A Liquid Star of Boiling Water

A Liquid Star Of Boiling Water

Jan Bonny und Alex Wissel, Jimmie Durham

Christoph Faulhaber, Adela Goldbard, Andrea Winkler

Kuratiert von Sabine Maria Schmidt

Eröffnung: 1. Juni 2017, 19 Uhr

Ausstellung: 2. Juni – 9. Juli 2017

Kunstraum Düsseldorf

 

Intro

Wie lässt sich schildern, was zwischen den Bildern passiert, wie das Unsichtbare hinter dem Sichtbaren erzählen? „Jedes Bild ist ein leeres Bild“ heißt ein Film von Christoph Faulhaber, der den Ausgangspunkt eines offenen Ausstellungparcours von künstlerisch formulierten Erfahrungsfeldern in und mit öffentlichen und medialen Räumen beginnt. Wie haben sich reale und virtuelle Reise- und Bewegungsformen in öffentlichen Räumen verändert, wie stark definieren und reflektieren mediale Räume Narrative von Freiheit, Kontrolle, Macht und Anarchie.
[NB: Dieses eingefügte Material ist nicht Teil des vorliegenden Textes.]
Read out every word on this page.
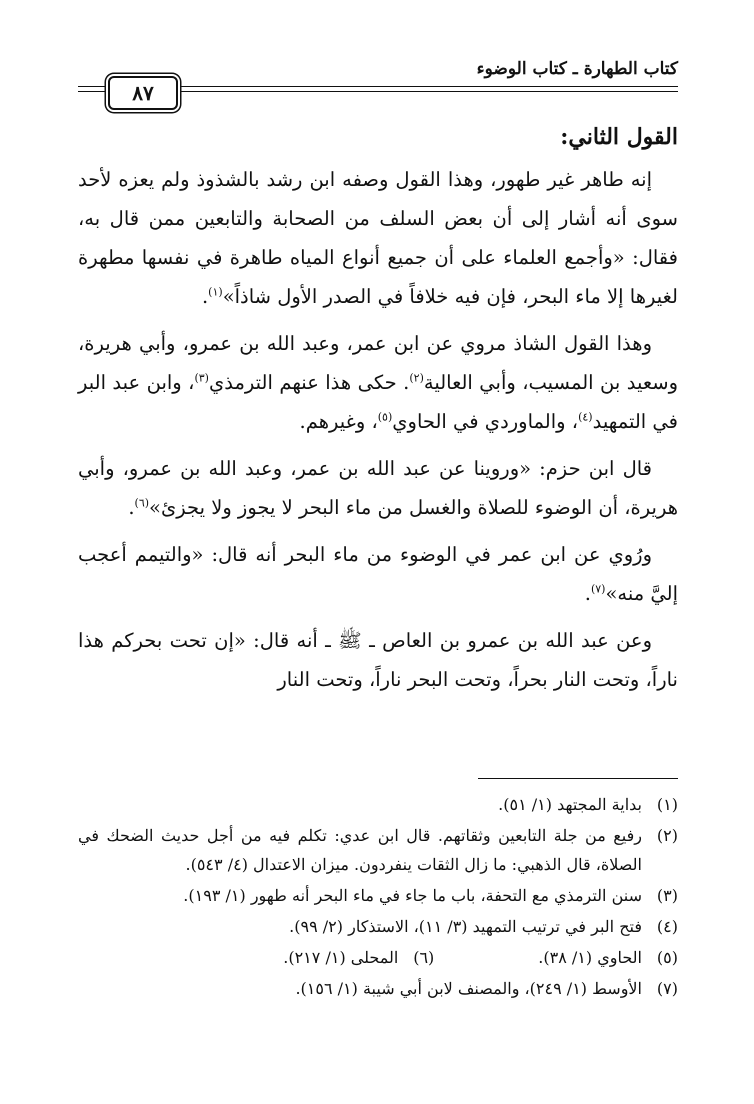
كتاب الطهارة ـ كتاب الوضوء
٨٧
القول الثاني:

إنه طاهر غير طهور، وهذا القول وصفه ابن رشد بالشذوذ ولم يعزه لأحد سوى أنه أشار إلى أن بعض السلف من الصحابة والتابعين ممن قال به، فقال: «وأجمع العلماء على أن جميع أنواع المياه طاهرة في نفسها مطهرة لغيرها إلا ماء البحر، فإن فيه خلافاً في الصدر الأول شاذاً»$^{(١)}$.

وهذا القول الشاذ مروي عن ابن عمر، وعبد الله بن عمرو، وأبي هريرة، وسعيد بن المسيب، وأبي العالية$^{(٢)}$. حكى هذا عنهم الترمذي$^{(٣)}$، وابن عبد البر في التمهيد$^{(٤)}$، والماوردي في الحاوي$^{(٥)}$، وغيرهم.

قال ابن حزم: «وروينا عن عبد الله بن عمر، وعبد الله بن عمرو، وأبي هريرة، أن الوضوء للصلاة والغسل من ماء البحر لا يجوز ولا يجزئ»$^{(٦)}$.

ورُوي عن ابن عمر في الوضوء من ماء البحر أنه قال: «والتيمم أعجب إليَّ منه»$^{(٧)}$.

وعن عبد الله بن عمرو بن العاص ـ ﷺ ـ أنه قال: «إن تحت بحركم هذا ناراً، وتحت النار بحراً، وتحت البحر ناراً، وتحت النار

(١)
بداية المجتهد (١/ ٥١).
(٢)
رفيع من جلة التابعين وثقاتهم. قال ابن عدي: تكلم فيه من أجل حديث الضحك في الصلاة، قال الذهبي: ما زال الثقات ينفردون. ميزان الاعتدال (٤/ ٥٤٣).
(٣)
سنن الترمذي مع التحفة، باب ما جاء في ماء البحر أنه طهور (١/ ١٩٣).
(٤)
فتح البر في ترتيب التمهيد (٣/ ١١)، الاستذكار (٢/ ٩٩).
(٥)
الحاوي (١/ ٣٨).
(٦)
المحلى (١/ ٢١٧).
(٧)
الأوسط (١/ ٢٤٩)، والمصنف لابن أبي شيبة (١/ ١٥٦).
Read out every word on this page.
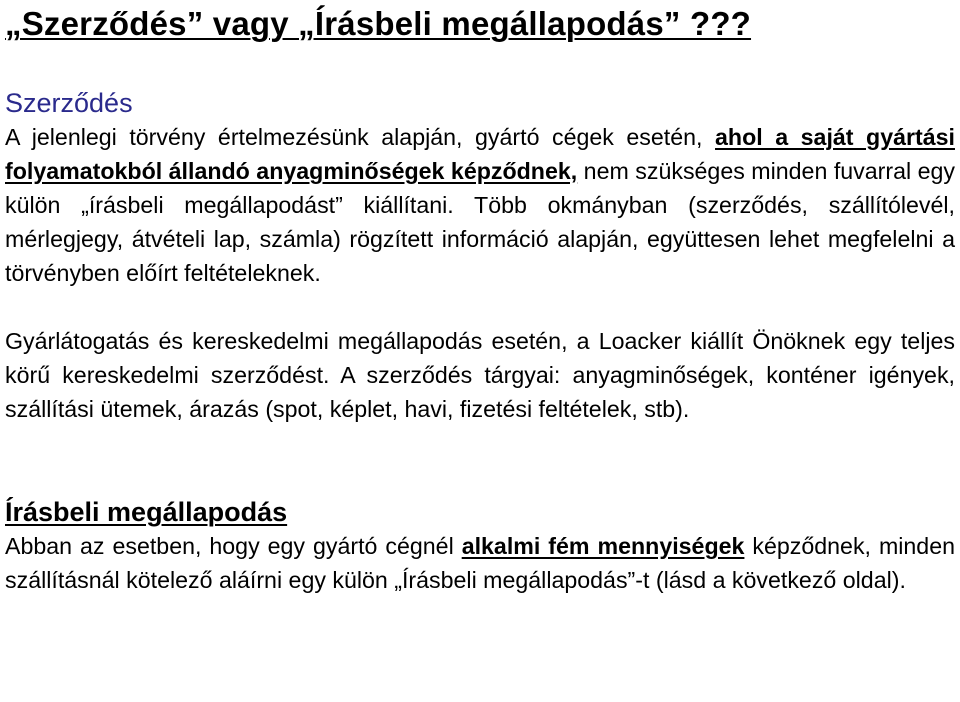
„Szerződés” vagy „Írásbeli megállapodás” ???
Szerződés

A jelenlegi törvény értelmezésünk alapján, gyártó cégek esetén, ahol a saját gyártási folyamatokból állandó anyagminőségek képződnek, nem szükséges minden fuvarral egy külön „írásbeli megállapodást” kiállítani. Több okmányban (szerződés, szállítólevél, mérlegjegy, átvételi lap, számla) rögzített információ alapján, együttesen lehet megfelelni a törvényben előírt feltételeknek.

Gyárlátogatás és kereskedelmi megállapodás esetén, a Loacker kiállít Önöknek egy teljes körű kereskedelmi szerződést. A szerződés tárgyai: anyagminőségek, konténer igények, szállítási ütemek, árazás (spot, képlet, havi, fizetési feltételek, stb).

Írásbeli megállapodás

Abban az esetben, hogy egy gyártó cégnél alkalmi fém mennyiségek képződnek, minden szállításnál kötelező aláírni egy külön „Írásbeli megállapodás”-t (lásd a következő oldal).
Mit Werken von Jimmie Durham (Berlin), Adela Goldbard (Mexiko D.C./Chicago), Christoph Faulhaber (Hamburg), Andrea Winkler (Berlin), Jan Bonny und Alex Wissel (Köln/Düsseldorf) sind Positionen aus unterschiedlichsten künstlerischen Kontexten eingeladen.
Provozierend, poetisch oder konfrontierend: Alle künstlerischen Arbeiten der Ausstellung verbinden Momente filmischer, fotografischer, szenischer und theatralischer Inszenierung. Doch geht es hier nicht mehr ums Spiel.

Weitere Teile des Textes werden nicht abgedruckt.